Recent Developments in Money and Banking

  • Relative decline of banks and thrifts:Several other types of firms offer financial services.
  • Consolidation among banks and thrifts:Because of failures and mergers, there are fewer banks and thrifts today.Since 1990, there has been a decline of 5000 banks.
  • Convergence of services provided has made financial institutions more similar:See text on new laws of 1996 and 1999 that made many changes possible.
  • Globalization of financial markets:Significant integration of world financial markets is occurring and recent advances in computer and communications technology suggest the trend is likely to accelerate.
  • Electronic transactions: Internet buying and selling, electronic cash and “smart cards” are examples.
    • In the future, nearly all payments could be made with a personal computer or “smart card.”
    • Unlike currency, E‑cash is “issued” by private firms rather than by government.To control the money supply the Fed will need to find ways to control the total amount of E‑cash, including that created through Internet loans.

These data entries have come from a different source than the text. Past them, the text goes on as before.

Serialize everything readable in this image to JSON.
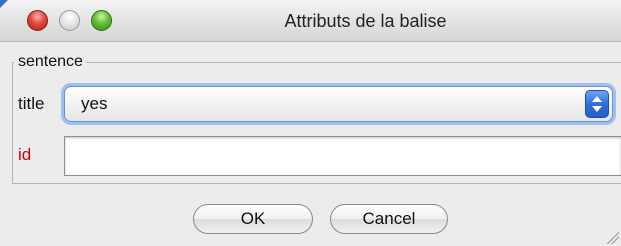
{
  "window": {
    "title": "Attributs de la balise"
  },
  "fieldset": {
    "legend": "sentence",
    "fields": {
      "title": {
        "label": "title",
        "selected_value": "yes"
      },
      "id": {
        "label": "id",
        "value": "",
        "label_color": "#d00000"
      }
    }
  },
  "buttons": {
    "ok_label": "OK",
    "cancel_label": "Cancel"
  },
  "icons": {
    "close": "close-button-icon",
    "minimize": "minimize-button-icon",
    "zoom": "zoom-button-icon",
    "select_arrows": "up-down-arrows-icon",
    "resize": "resize-grip-icon"
  },
  "colors": {
    "focus_ring": "#9fc0ef",
    "select_arrow_bg": "#2f6fd8",
    "required_label": "#d00000"
  }
}
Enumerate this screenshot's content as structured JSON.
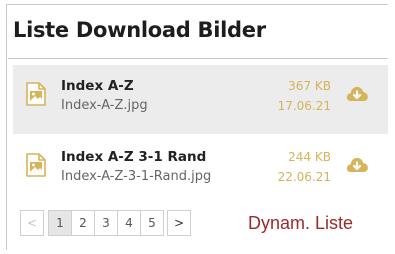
{
  "panel": {
    "title": "Liste Download Bilder"
  },
  "files": [
    {
      "name": "Index A-Z",
      "filename": "Index-A-Z.jpg",
      "size": "367 KB",
      "date": "17.06.21"
    },
    {
      "name": "Index A-Z 3-1 Rand",
      "filename": "Index-A-Z-3-1-Rand.jpg",
      "size": "244 KB",
      "date": "22.06.21"
    }
  ],
  "pagination": {
    "prev": "<",
    "pages": [
      "1",
      "2",
      "3",
      "4",
      "5"
    ],
    "active_page": "1",
    "next": ">"
  },
  "annotation": "Dynam. Liste",
  "colors": {
    "accent": "#d7b35a",
    "annotation": "#9b2a2a",
    "row_highlight": "#ececec"
  },
  "icons": {
    "file": "image-file-icon",
    "download": "cloud-download-icon"
  }
}
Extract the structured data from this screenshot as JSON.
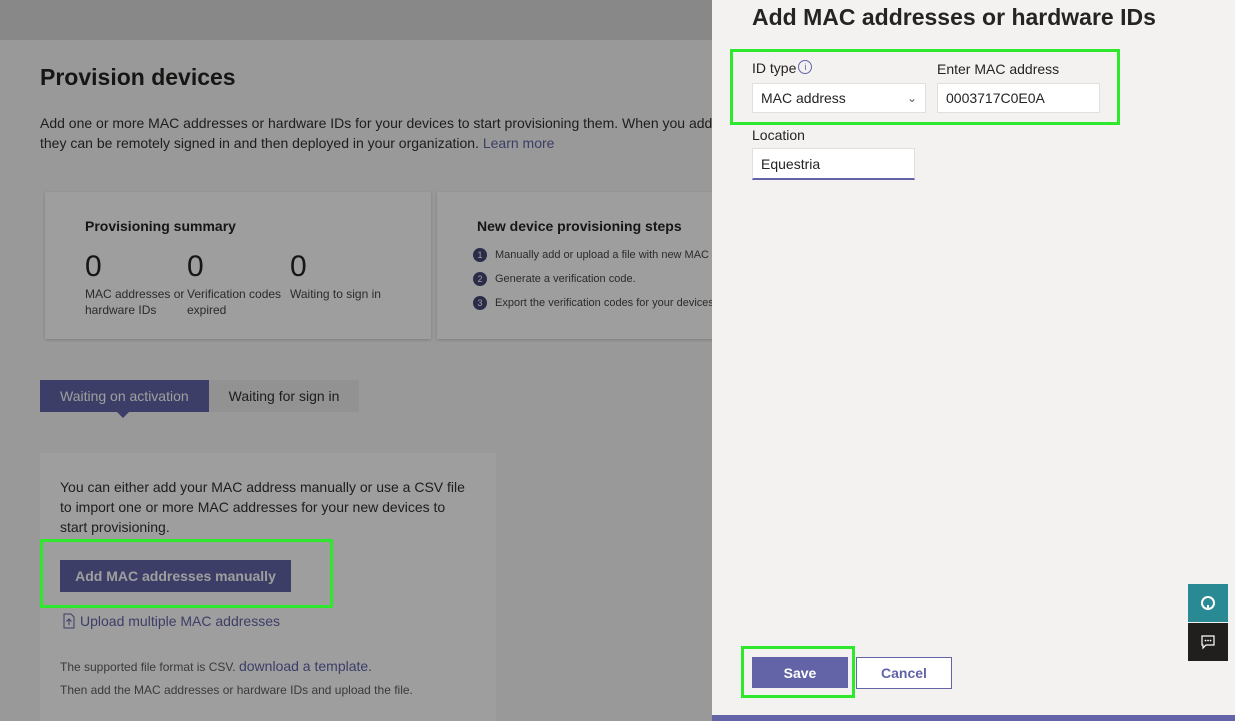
{
  "page": {
    "title": "Provision devices",
    "intro_text": "Add one or more MAC addresses or hardware IDs for your devices to start provisioning them. When you add",
    "intro_text_2": "they can be remotely signed in and then deployed in your organization.",
    "learn_more": "Learn more"
  },
  "summary": {
    "title": "Provisioning summary",
    "stats": [
      {
        "value": "0",
        "label": "MAC addresses or hardware IDs"
      },
      {
        "value": "0",
        "label": "Verification codes expired"
      },
      {
        "value": "0",
        "label": "Waiting to sign in"
      }
    ]
  },
  "steps": {
    "title": "New device provisioning steps",
    "items": [
      {
        "num": "1",
        "text": "Manually add or upload a file with new MAC"
      },
      {
        "num": "2",
        "text": "Generate a verification code."
      },
      {
        "num": "3",
        "text": "Export the verification codes for your devices"
      }
    ]
  },
  "tabs": [
    {
      "label": "Waiting on activation",
      "active": true
    },
    {
      "label": "Waiting for sign in",
      "active": false
    }
  ],
  "panel": {
    "text": "You can either add your MAC address manually or use a CSV file to import one or more MAC addresses for your new devices to start provisioning.",
    "add_manual": "Add MAC addresses manually",
    "upload_multiple": "Upload multiple MAC addresses",
    "note1_prefix": "The supported file format is CSV.",
    "note1_link": "download a template.",
    "note2": "Then add the MAC addresses or hardware IDs and upload the file."
  },
  "drawer": {
    "title": "Add MAC addresses or hardware IDs",
    "id_type_label": "ID type",
    "id_type_value": "MAC address",
    "mac_label": "Enter MAC address",
    "mac_value": "0003717C0E0A",
    "location_label": "Location",
    "location_value": "Equestria",
    "save": "Save",
    "cancel": "Cancel"
  },
  "colors": {
    "accent": "#6264a7",
    "highlight": "#2ee82e"
  },
  "icons": {
    "info": "info-icon",
    "chevron": "chevron-down-icon",
    "upload": "upload-file-icon",
    "help": "help-icon",
    "feedback": "feedback-icon"
  }
}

LAST WORD: The Global Greenback

  • Two-thirds of all U.S. currency is circulating abroad.
    • Russians hold about $40 billion because dollar value is stable.
    • Argentina holds $7 billion and fixes its own peso exchange rate to dollar reserves.
  • U.S. profits when dollars stay overseas: It costs us 4¢ to print each dollar and to get the dollar; foreigners must sell Americans $1 worth of products.Americans gain 96¢ over cost of printing the dollar. It’s like someone buying a travelers check and never cashing it.
  • Black markets and illegal activity overseas also are usually conducted in dollars because they are such a stable form of currency.
  • Overall, the “global greenback” is a positive economic force.It is a reliable medium of exchange, measure, and store of value that facilitates transactions everywhere and there is little danger that all the dollars will return to U.S.